Today is a bad day. I didn't sleep well, first of all. Which isn't unusual, but it was worse than most nights. Slept till 2, tossed, turned, iPad, till 5, and then just said "F this" and got up.
I started out ok. We had a delivery/installation today, which required me to be moving about the house a good bit. So I was fatigued, which is not unusual. About 30 minutes into the busy delivery, I sat down and started to feel 'odd'. I began to feel an intense, strong, heart beat. I could actually see my chest moving. I could feel it in my neck and throat. WTF??
I have a wrist BP cuff. My BP was 88/65 which is not unusual for me. But my heart rate was 46. Huh? Surely, that is wrong. Normally it is in the low 90's. I waited a couple minutes and took it again.... Still heart rate at 47. Still feeling this intense beating in chest and neck. No pain, not feeling dizzy or light headed, but I stayed sitting just the same.
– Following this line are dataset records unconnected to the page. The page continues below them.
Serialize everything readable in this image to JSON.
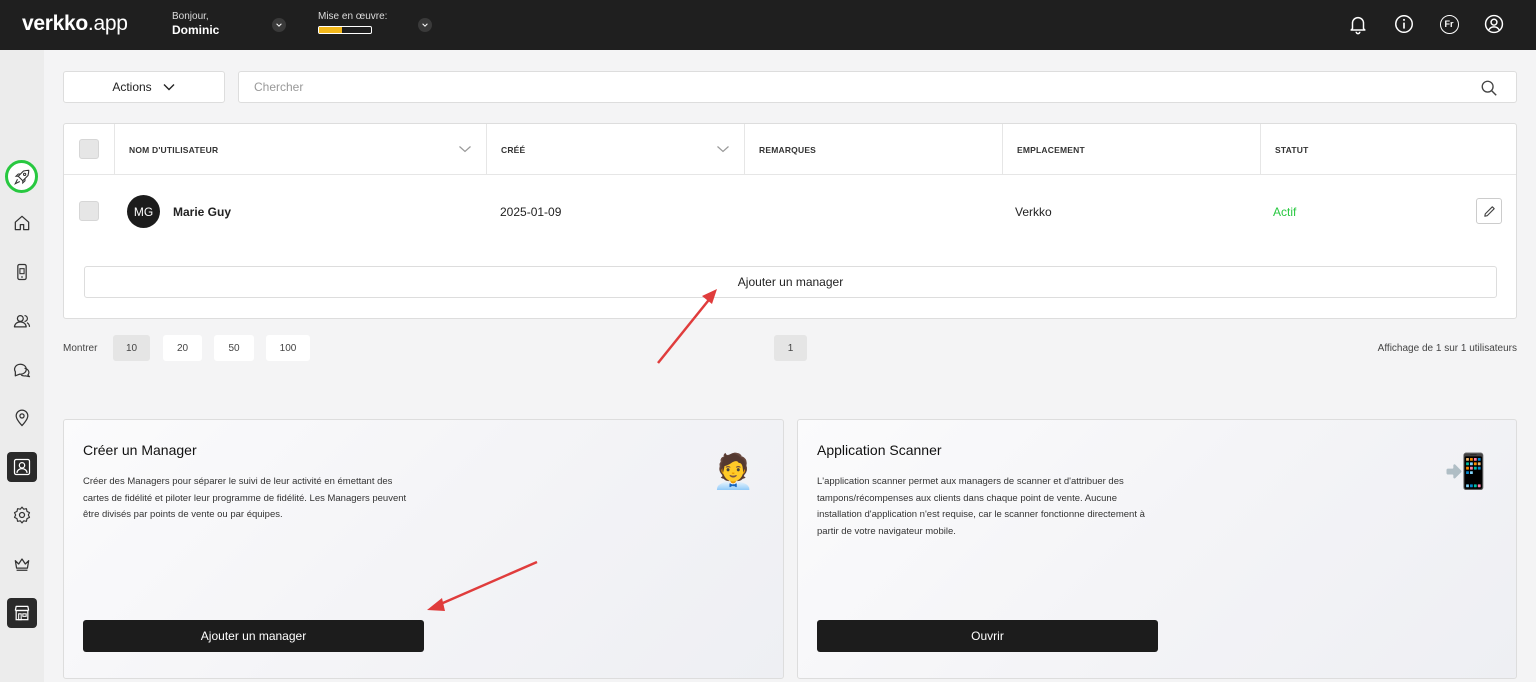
{
  "topbar": {
    "logo_bold": "verkko",
    "logo_rest": ".app",
    "greeting": "Bonjour,",
    "user_name": "Dominic",
    "implementation_label": "Mise en œuvre:",
    "implementation_progress": 0.45,
    "language": "Fr"
  },
  "toolbar": {
    "actions_label": "Actions",
    "search_placeholder": "Chercher"
  },
  "table": {
    "columns": [
      "NOM D'UTILISATEUR",
      "CRÉÉ",
      "REMARQUES",
      "EMPLACEMENT",
      "STATUT"
    ],
    "rows": [
      {
        "initials": "MG",
        "name": "Marie Guy",
        "created": "2025-01-09",
        "remarks": "",
        "location": "Verkko",
        "status": "Actif"
      }
    ],
    "add_label": "Ajouter un manager"
  },
  "pagination": {
    "show_label": "Montrer",
    "sizes": [
      "10",
      "20",
      "50",
      "100"
    ],
    "selected_size": "10",
    "current_page": "1",
    "summary": "Affichage de 1 sur 1 utilisateurs"
  },
  "cards": [
    {
      "title": "Créer un Manager",
      "description": "Créer des Managers pour séparer le suivi de leur activité en émettant des cartes de fidélité et piloter leur programme de fidélité. Les Managers peuvent être divisés par points de vente ou par équipes.",
      "emoji": "🧑‍💼",
      "button": "Ajouter un manager"
    },
    {
      "title": "Application Scanner",
      "description": "L'application scanner permet aux managers de scanner et d'attribuer des tampons/récompenses aux clients dans chaque point de vente. Aucune installation d'application n'est requise, car le scanner fonctionne directement à partir de votre navigateur mobile.",
      "emoji": "📲",
      "button": "Ouvrir"
    }
  ],
  "colors": {
    "topbar": "#1f1f1f",
    "accent_progress": "#f3b81b",
    "status_active": "#28c840",
    "annotation_arrow": "#e03c3c"
  }
}
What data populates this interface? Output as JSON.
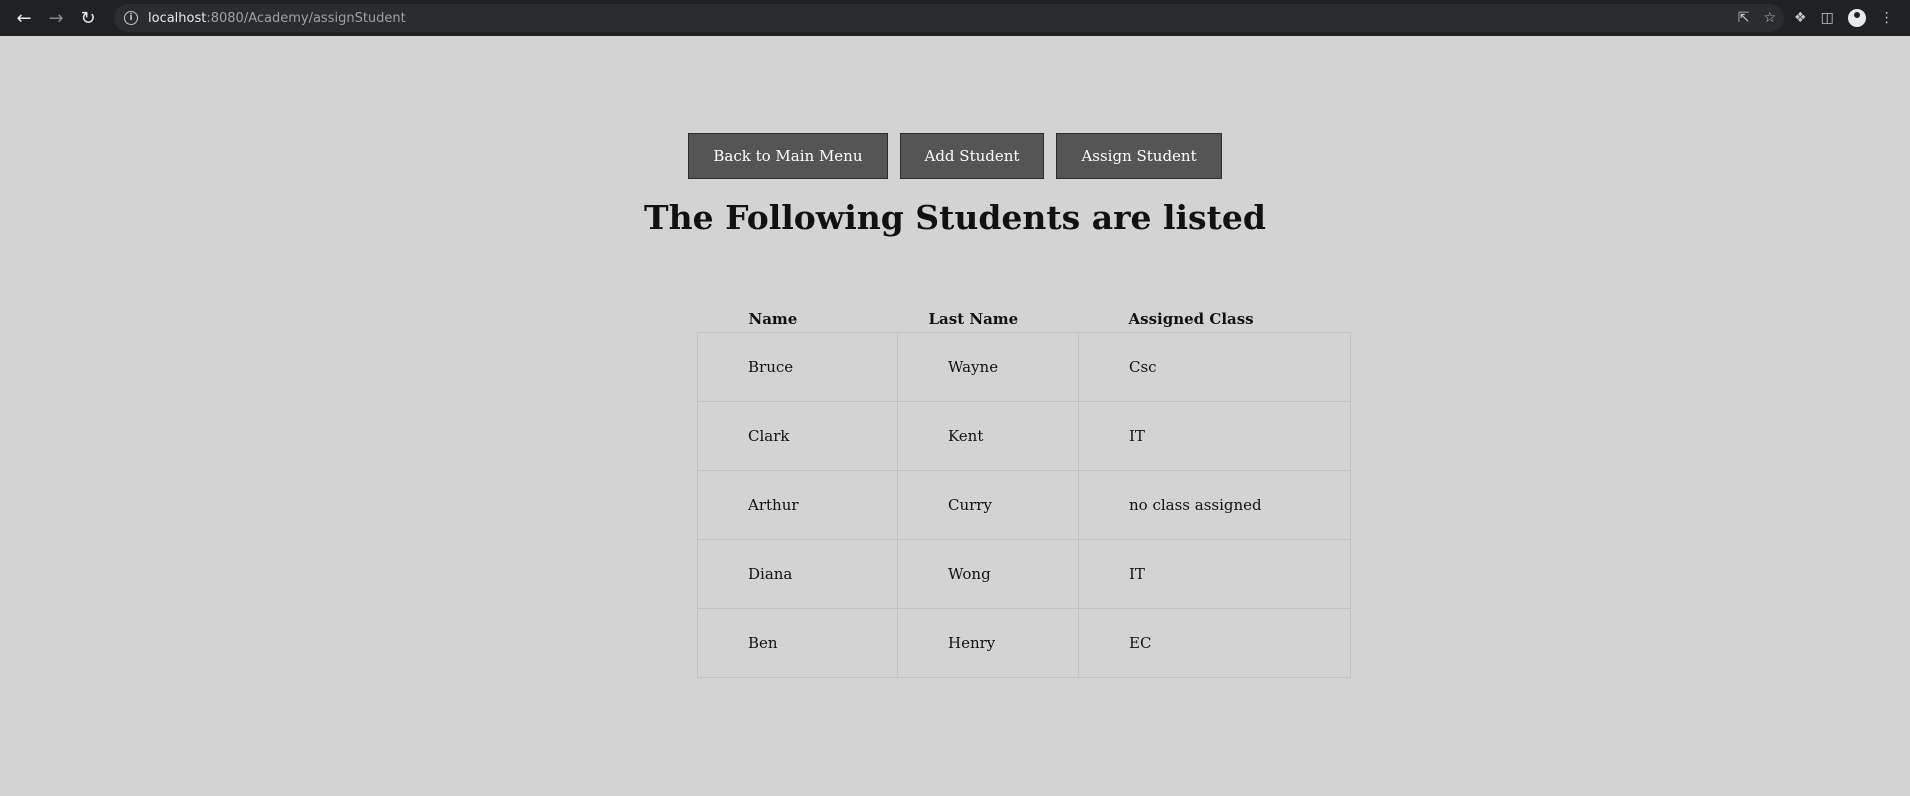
{
  "browser": {
    "url_host": "localhost",
    "url_rest": ":8080/Academy/assignStudent"
  },
  "nav_buttons": {
    "main_menu": "Back to Main Menu",
    "add_student": "Add Student",
    "assign_student": "Assign Student"
  },
  "page_title": "The Following Students are listed",
  "table": {
    "headers": [
      "Name",
      "Last Name",
      "Assigned Class"
    ],
    "rows": [
      [
        "Bruce",
        "Wayne",
        "Csc"
      ],
      [
        "Clark",
        "Kent",
        "IT"
      ],
      [
        "Arthur",
        "Curry",
        "no class assigned"
      ],
      [
        "Diana",
        "Wong",
        "IT"
      ],
      [
        "Ben",
        "Henry",
        "EC"
      ]
    ]
  }
}
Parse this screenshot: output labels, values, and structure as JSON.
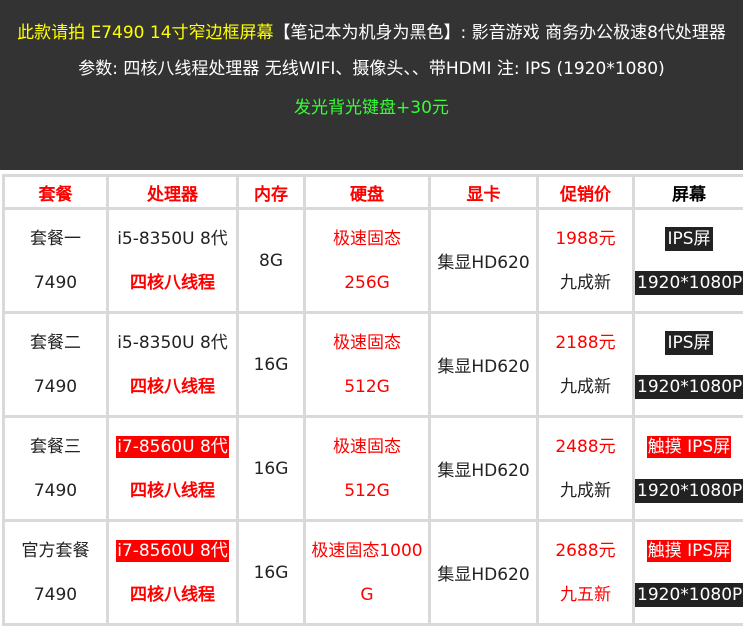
{
  "header": {
    "line1_yellow": "此款请拍 E7490 14寸窄边框屏幕",
    "line1_white": "【笔记本为机身为黑色】: 影音游戏 商务办公极速8代处理器",
    "line2": "参数: 四核八线程处理器 无线WIFI、摄像头、、带HDMI 注: IPS (1920*1080)",
    "line3": "发光背光键盘+30元"
  },
  "columns": [
    "套餐",
    "处理器",
    "内存",
    "硬盘",
    "显卡",
    "促销价",
    "屏幕"
  ],
  "rows": [
    {
      "name": "套餐一",
      "model": "7490",
      "cpu": "i5-8350U 8代",
      "cpu_highlight": false,
      "threads": "四核八线程",
      "memory": "8G",
      "disk_type": "极速固态",
      "disk_size": "256G",
      "gpu": "集显HD620",
      "price": "1988元",
      "condition": "九成新",
      "condition_red": false,
      "screen": "IPS屏",
      "screen_red": false,
      "resolution": "1920*1080P"
    },
    {
      "name": "套餐二",
      "model": "7490",
      "cpu": "i5-8350U 8代",
      "cpu_highlight": false,
      "threads": "四核八线程",
      "memory": "16G",
      "disk_type": "极速固态",
      "disk_size": "512G",
      "gpu": "集显HD620",
      "price": "2188元",
      "condition": "九成新",
      "condition_red": false,
      "screen": "IPS屏",
      "screen_red": false,
      "resolution": "1920*1080P"
    },
    {
      "name": "套餐三",
      "model": "7490",
      "cpu": "i7-8560U 8代",
      "cpu_highlight": true,
      "threads": "四核八线程",
      "memory": "16G",
      "disk_type": "极速固态",
      "disk_size": "512G",
      "gpu": "集显HD620",
      "price": "2488元",
      "condition": "九成新",
      "condition_red": false,
      "screen": "触摸 IPS屏",
      "screen_red": true,
      "resolution": "1920*1080P"
    },
    {
      "name": "官方套餐",
      "model": "7490",
      "cpu": "i7-8560U 8代",
      "cpu_highlight": true,
      "threads": "四核八线程",
      "memory": "16G",
      "disk_type": "极速固态1000",
      "disk_size": "G",
      "gpu": "集显HD620",
      "price": "2688元",
      "condition": "九五新",
      "condition_red": true,
      "screen": "触摸 IPS屏",
      "screen_red": true,
      "resolution": "1920*1080P"
    }
  ]
}
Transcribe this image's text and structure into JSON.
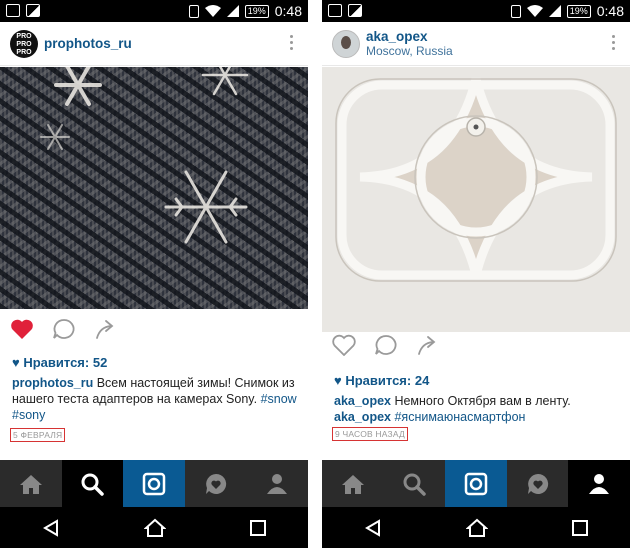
{
  "status_bar": {
    "time": "0:48",
    "battery": "19%"
  },
  "colors": {
    "username": "#125688",
    "location": "#3f729b",
    "tab_bar": "#2b2b2b",
    "tab_active": "#0a5a93",
    "like_red": "#e0213a",
    "timestamp_box": "#d63333"
  },
  "left_post": {
    "username": "prophotos_ru",
    "avatar_text": "PRO PRO PRO",
    "likes": "Нравится: 52",
    "liked": true,
    "caption_user": "prophotos_ru",
    "caption_text": " Всем настоящей зимы! Снимок из нашего теста адаптеров на камерах Sony. ",
    "hashtag_1": "#snow",
    "hashtag_2": "#sony",
    "timestamp": "5 ФЕВРАЛЯ",
    "active_tab": "search"
  },
  "right_post": {
    "username": "aka_opex",
    "location": "Moscow, Russia",
    "likes": "Нравится: 24",
    "liked": false,
    "caption_user_1": "aka_opex",
    "caption_text_1": " Немного Октября вам в ленту.",
    "caption_user_2": "aka_opex",
    "hashtag_1": "#яснимаюнасмартфон",
    "timestamp": "9 ЧАСОВ НАЗАД",
    "active_tab": "profile"
  },
  "tabs": [
    "home-icon",
    "search-icon",
    "camera-icon",
    "activity-icon",
    "profile-icon"
  ]
}
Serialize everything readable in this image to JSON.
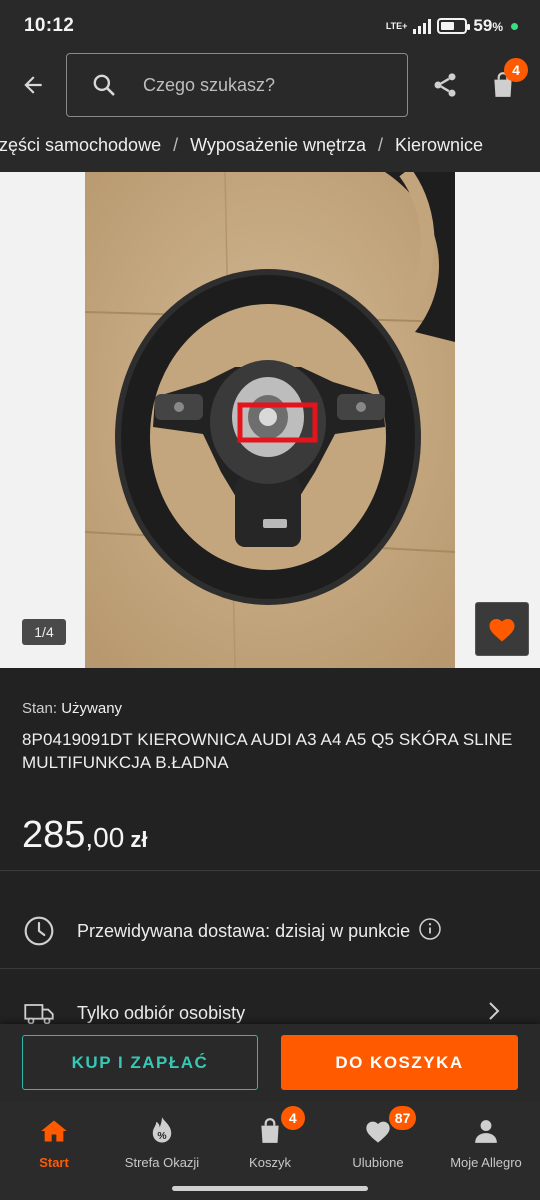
{
  "status_bar": {
    "time": "10:12",
    "network": "LTE+",
    "battery_percent": "59",
    "battery_level": 0.59
  },
  "header": {
    "search_placeholder": "Czego szukasz?",
    "cart_count": "4"
  },
  "breadcrumb": {
    "items": [
      "Części samochodowe",
      "Wyposażenie wnętrza",
      "Kierownice"
    ],
    "separator": "/"
  },
  "gallery": {
    "counter": "1/4",
    "image_description": "steering-wheel-photo"
  },
  "product": {
    "state_label": "Stan:",
    "state_value": "Używany",
    "title": "8P0419091DT KIEROWNICA AUDI A3 A4 A5 Q5 SKÓRA SLINE MULTIFUNKCJA B.ŁADNA",
    "price_int": "285",
    "price_dec": ",00",
    "price_currency": "zł"
  },
  "delivery": {
    "estimate_text": "Przewidywana dostawa: dzisiaj w punkcie",
    "pickup_text": "Tylko odbiór osobisty"
  },
  "actions": {
    "buy_label": "KUP I ZAPŁAĆ",
    "add_to_cart_label": "DO KOSZYKA"
  },
  "bottom_nav": {
    "items": [
      {
        "label": "Start",
        "icon": "home-icon",
        "active": true
      },
      {
        "label": "Strefa Okazji",
        "icon": "deals-icon"
      },
      {
        "label": "Koszyk",
        "icon": "cart-icon",
        "badge": "4"
      },
      {
        "label": "Ulubione",
        "icon": "heart-icon",
        "badge": "87"
      },
      {
        "label": "Moje Allegro",
        "icon": "user-icon"
      }
    ]
  },
  "colors": {
    "accent": "#ff5a00",
    "teal": "#2eb8a8",
    "background": "#222222"
  }
}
I was able to call the Dr that installed my pace maker. She told me that I was experiencing PVCs, which may be more commonly known as "skipping a beat". PVC = premature ventricular contraction. She explained that the intense beating in my chest, neck, and throat, were from the pace maker trying to do its job to correct this event. She said if the "skips" become too many in a row the defibrillator would kick in. Oh, NOW, that will be something to look forward to! I have a monitor that captures the pace maker data, and sends it through the phone line. She had me send it to her at the office so she can review it.
Right now my heart rate is back into the low 90's. No feeling of intense beating. No defibrillator kick. Whew. The PVC event lasted almost an hour.
Now that I understand it, I feel better knowing. However, it was an uneasy feeling.
BTW, my heart rate in the 90's at rest is due to my heart having additional beats. More beats than the pace maker is set at. Pacer is set for 60 beats a minute. My heart has been beating in an irregular fashion in addition to the pacer, and therefore faster than a normal resting rate. I take meds to help control this.